ENERGIA – Israele e Azerbaigian, il gas come ponte geopolitico

Di recente il ministero dell’Energia israeliano ha assegnato licenze per l’esplorazione di gas naturale nelle proprie acque economiche esclusive alla Socar, la compagnia statale dell’Azerbaigian. È la prima volta che un paese a maggioranza musulmana entra come partner diretto nella produzione di gas e non si limita, come avviene per Giordania ed Egitto, ad importarlo. Un passaggio che, da eccezione, potrebbe trasformarsi in prassi, sottolinea il vicedirettore di Ynet Ilan Levinsohn. «Quella che può sembrare una scelta controversa dovrebbe in realtà diventare il catalizzatore di una politica israeliana volta a rafforzare la sicurezza energetica nazionale attraverso partnership regionali». Secondo Levinsohn, la presenza di Baku nel settore energetico israeliano non solo diversifica le fonti di cooperazione, ma crea anche «leve geopolitiche che si estendono ben oltre i confini, in particolare verso l’Iran», vicino scomodo dell’Azerbaigian e molto attento ai legami con Gerusalemme.
Il legame tra i due paesi è già solido: nel 2023 Baku ha aperto un’ambasciata in Israele, e oggi fornisce oltre un terzo delle importazioni petrolifere israeliane. Per Levinsohn, la partecipazione azera nei progetti offshore, insieme a colossi come BP e NewMed Energy, «rafforza la posizione dello stato ebraico come potenza energetica regionale e apre la strada ad altri investitori interessati a entrare in un mercato stabile e strategicamente rilevante».
A dare un quadro ancora più ampio è Dean Shmuel Elmas sul sito economico Globes, secondo cui Socar vede Gerusalemme non solo come partner commerciale, ma come parte di una visione infrastrutturale che si estende fino alla Siria e alla Turchia. «Gli azeri considerano l’attuale rete di gasdotti israeliani come potenzialmente connettibile a quella turca attraverso la Siria, creando un corridoio energetico regionale».

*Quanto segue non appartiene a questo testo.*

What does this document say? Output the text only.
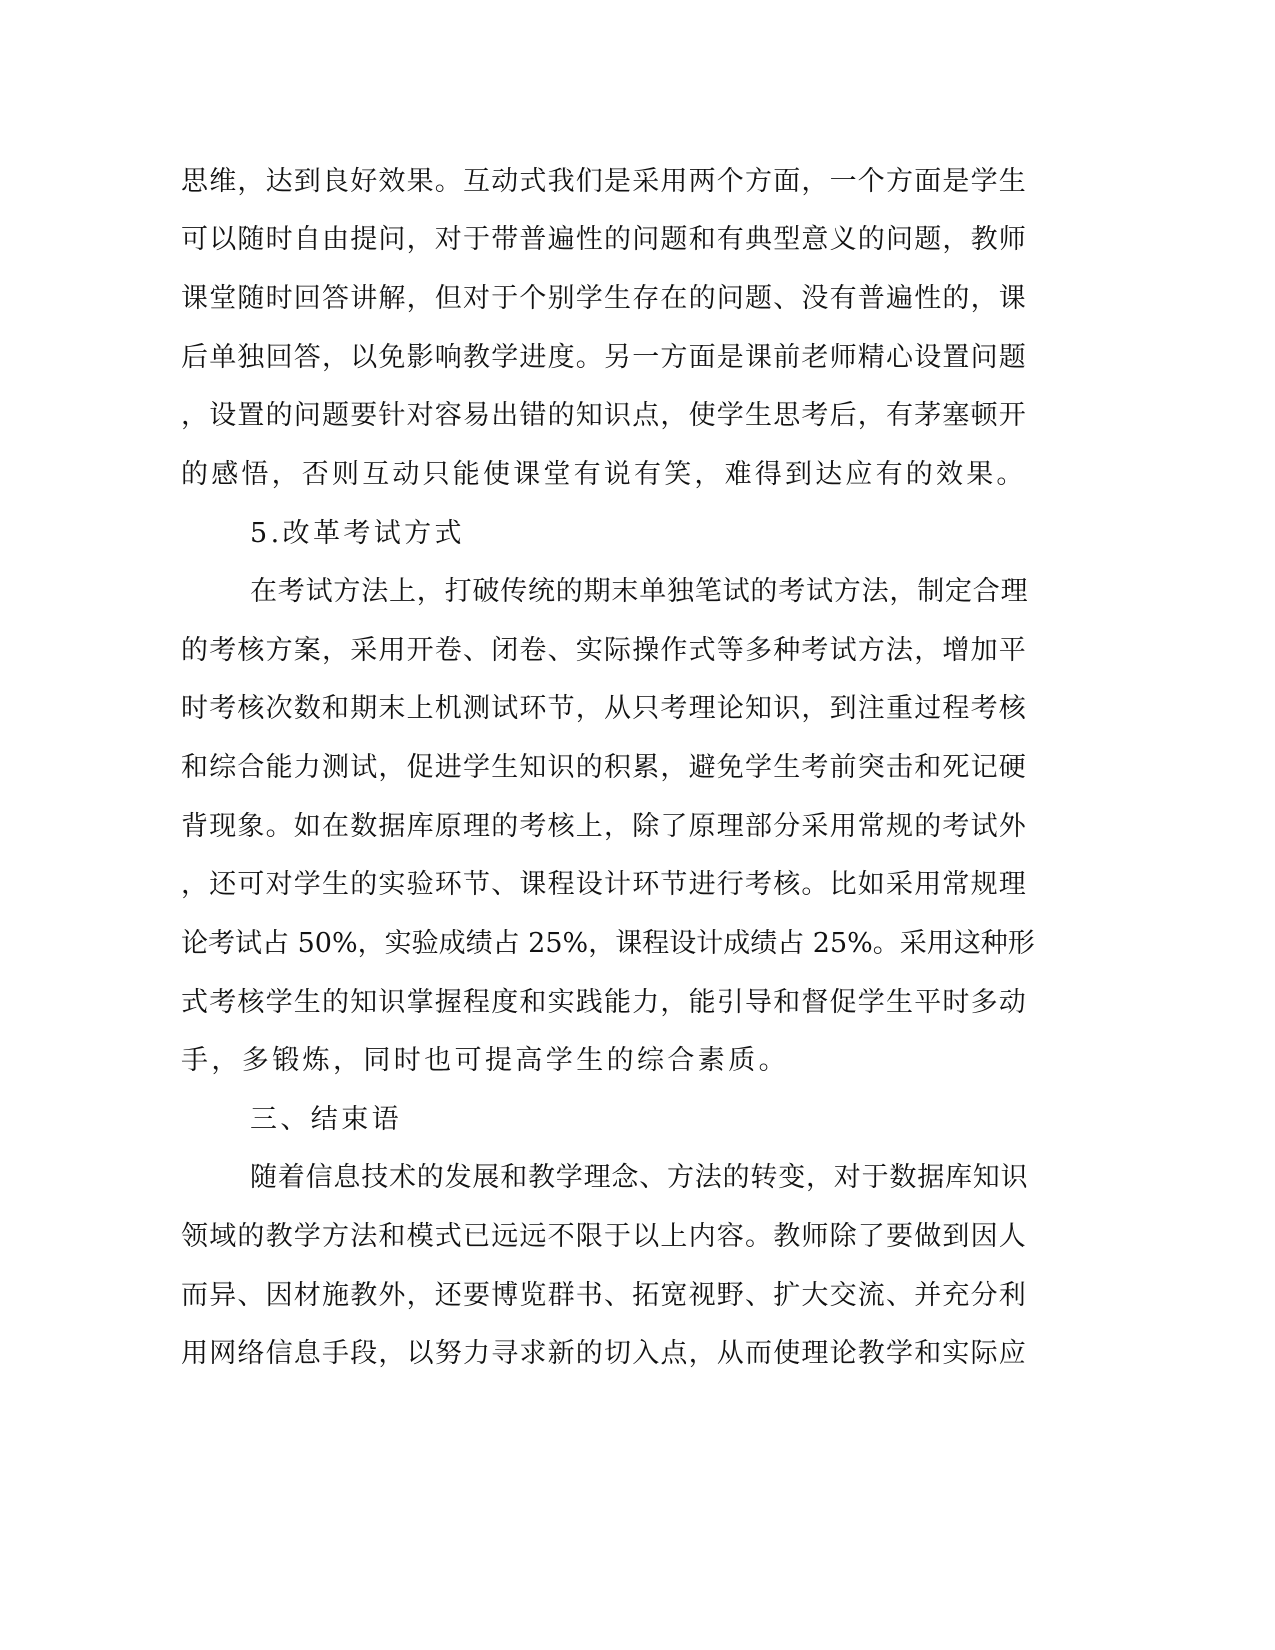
思维，达到良好效果。互动式我们是采用两个方面，一个方面是学生
可以随时自由提问，对于带普遍性的问题和有典型意义的问题，教师
课堂随时回答讲解，但对于个别学生存在的问题、没有普遍性的，课
后单独回答，以免影响教学进度。另一方面是课前老师精心设置问题
，设置的问题要针对容易出错的知识点，使学生思考后，有茅塞顿开
的感悟，否则互动只能使课堂有说有笑，难得到达应有的效果。
5.改革考试方式
在考试方法上，打破传统的期末单独笔试的考试方法，制定合理
的考核方案，采用开卷、闭卷、实际操作式等多种考试方法，增加平
时考核次数和期末上机测试环节，从只考理论知识，到注重过程考核
和综合能力测试，促进学生知识的积累，避免学生考前突击和死记硬
背现象。如在数据库原理的考核上，除了原理部分采用常规的考试外
，还可对学生的实验环节、课程设计环节进行考核。比如采用常规理
论考试占 50%，实验成绩占 25%，课程设计成绩占 25%。采用这种形
式考核学生的知识掌握程度和实践能力，能引导和督促学生平时多动
手，多锻炼，同时也可提高学生的综合素质。
三、结束语
随着信息技术的发展和教学理念、方法的转变，对于数据库知识
领域的教学方法和模式已远远不限于以上内容。教师除了要做到因人
而异、因材施教外，还要博览群书、拓宽视野、扩大交流、并充分利
用网络信息手段，以努力寻求新的切入点，从而使理论教学和实际应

Se questi progetti dovessero realizzarsi, scrive Elmas, Israele si troverebbe al centro di una rete energetica che collegherebbe più paesi mediorientali e del Caucaso, con benefici economici e diplomatici reciproci. «L’accordo Socar potrebbe segnare l’inizio di una nuova era, in cui Israele riduce la propria vulnerabilità energetica non attraverso l’isolamento, ma attraverso un’apertura calcolata. Quanto più gli attori regionali condividono gli interessi energetici del nostro paese, tanto più sicura sarà la risorsa e tanto più ampia sarà la sua portata diplomatica», commenta Levinsohn. Il governo, per il vicedirettore di Ynet, «dovrebbe adottare una politica chiara che consenta investimenti esteri attentamente controllati in ulteriori giacimenti, sotto la piena supervisione e con limiti di proprietà, per rendere il settore del gas israeliano non solo redditizio, ma anche più resiliente, stabile e sicuro». Più cinico il giudizio conclusivo di Elmas per cui l’obiettivo finale di Baku è «creare un sistema regionale integrato in cui tutti guadagnano, ma l’Azerbaigian più di tutti».